Auch für die ProB zu planen, gehört zu meinem Job, alles andere wäre blauäugig. Natürlich stellen wir auch da einen Lizenzantrag und haben einen Finanzplan für den Fall der Fälle. Das ist aber die Sache, an die ich nicht so gerne denke – ich denke mit Blick auf unsere Organisation lieber in Herausforderungen und frage mich, welche Schritte wir machen müssen, damit das Mittel- bis Fernziel BBL realistisch wird. Das macht mir mehr Freude.

Tabellenführer kommt mit Olympiateilnehmer

Mit dem Heimspiel gegen den Medipolis Jena starten die Sparkassen Stars am Mittwoch ins neue Jahr. Die Gäste haben als Tabellenführer der ProA überwintert und sind klarer Favorit. Jenas Blake Francis ist aktuell der drittbeste Scorer der Liga. Francis wird am Spieltag 26 Jahre alt und erzielte in den bisherigen 14 Saisonspielen 18,3 Punkte im Schnitt.

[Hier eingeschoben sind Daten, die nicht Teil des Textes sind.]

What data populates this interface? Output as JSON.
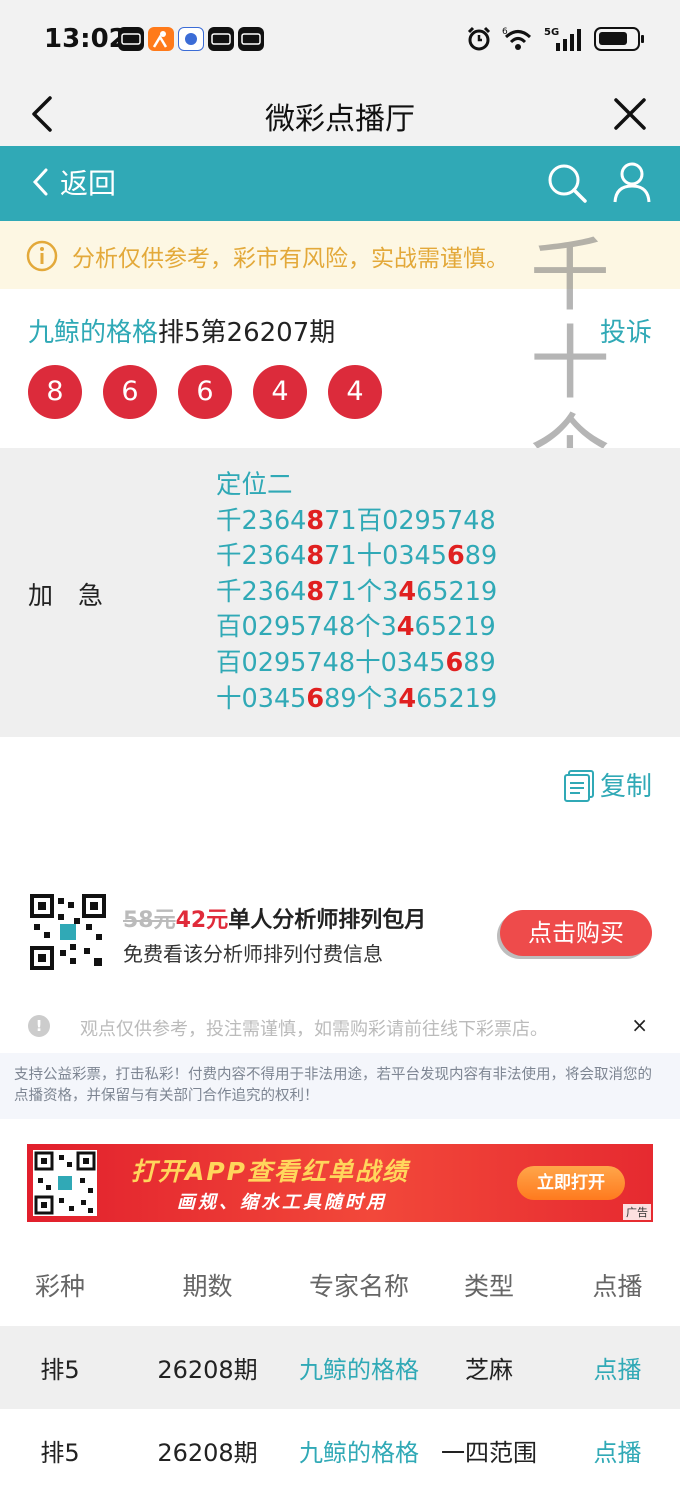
{
  "status": {
    "time": "13:02",
    "network": "5G",
    "wifi_badge": "6"
  },
  "nav": {
    "title": "微彩点播厅"
  },
  "toolbar": {
    "back_label": "返回"
  },
  "notice": {
    "text": "分析仅供参考，彩市有风险，实战需谨慎。"
  },
  "watermark": {
    "chars": [
      "千",
      "十",
      "个"
    ]
  },
  "issue": {
    "analyst": "九鲸的格格",
    "title": "排5第26207期",
    "complain_label": "投诉"
  },
  "balls": [
    "8",
    "6",
    "6",
    "4",
    "4"
  ],
  "content": {
    "label": "加　急",
    "heading": "定位二",
    "lines": [
      [
        {
          "t": "千2364"
        },
        {
          "t": "8",
          "hl": true
        },
        {
          "t": "71百0295748"
        }
      ],
      [
        {
          "t": "千2364"
        },
        {
          "t": "8",
          "hl": true
        },
        {
          "t": "71十0345"
        },
        {
          "t": "6",
          "hl": true
        },
        {
          "t": "89"
        }
      ],
      [
        {
          "t": "千2364"
        },
        {
          "t": "8",
          "hl": true
        },
        {
          "t": "71个3"
        },
        {
          "t": "4",
          "hl": true
        },
        {
          "t": "65219"
        }
      ],
      [
        {
          "t": "百0295748个3"
        },
        {
          "t": "4",
          "hl": true
        },
        {
          "t": "65219"
        }
      ],
      [
        {
          "t": "百0295748十0345"
        },
        {
          "t": "6",
          "hl": true
        },
        {
          "t": "89"
        }
      ],
      [
        {
          "t": "十0345"
        },
        {
          "t": "6",
          "hl": true
        },
        {
          "t": "89个3"
        },
        {
          "t": "4",
          "hl": true
        },
        {
          "t": "65219"
        }
      ]
    ]
  },
  "copy": {
    "label": "复制"
  },
  "promo": {
    "old_price": "58元",
    "new_price": "42元",
    "title": "单人分析师排列包月",
    "subtitle": "免费看该分析师排列付费信息",
    "buy_label": "点击购买"
  },
  "tip": {
    "text": "观点仅供参考，投注需谨慎，如需购彩请前往线下彩票店。",
    "close": "×"
  },
  "legal": {
    "text": "支持公益彩票，打击私彩！付费内容不得用于非法用途，若平台发现内容有非法使用，将会取消您的点播资格，并保留与有关部门合作追究的权利！"
  },
  "banner": {
    "title": "打开APP查看红单战绩",
    "subtitle": "画规、缩水工具随时用",
    "button": "立即打开",
    "ad": "广告"
  },
  "table": {
    "headers": [
      "彩种",
      "期数",
      "专家名称",
      "类型",
      "点播"
    ],
    "rows": [
      [
        "排5",
        "26208期",
        "九鲸的格格",
        "芝麻",
        "点播"
      ],
      [
        "排5",
        "26208期",
        "九鲸的格格",
        "一四范围",
        "点播"
      ]
    ]
  },
  "colors": {
    "teal": "#30a9b6",
    "red": "#dc2b3b",
    "notice_text": "#e3a93a"
  }
}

Bochums Headcoach Felix Banobre sagt: „Wir werden wohl das solideste und körperlich stärkste Top-Team der Liga empfangen. Sie werden gut gecoacht, sind sehr variabel und werden von Francis angeführt. Wir sind ein komplett anderes Team und es wird aufregend zu sehen sein, wie das Match zwischen zwei Teams, die so unterschiedliche Spielstile haben, laufen wird.“

Der bekannteste Spieler der Gäste ist aber sicher Joshiko Saibou. Saibou machte als Nationalspieler und Olympia-Teilnehmer 2021 auf dem Parkett, mit seinen Äußerungen und Aktionen im Kontext der Corona-Pandemie aber auch neben dem Parkett für Schlagzeilen. 2020 trennten sich die Telekom Baskets Bonn deshalb von ihm, am Ende einigten sich beide Parteien vor Gericht. Nach langer Verletzungspause wegen einer Knieverletzung ist er nun zurück für Jena: In drei Einsätzen erzielte er durchschnittlich 10,7 Punkte und verteilte 4,3 Assists.

Bochum hofft darauf, wie in den Partien gegen Hagen und Trier ein Topteam ärgern zu können. Das Spiel beginnt um 19.30 Uhr in der Rundsporthalle, der Kartenvorverkauf läuft auf sparkassenstars.de.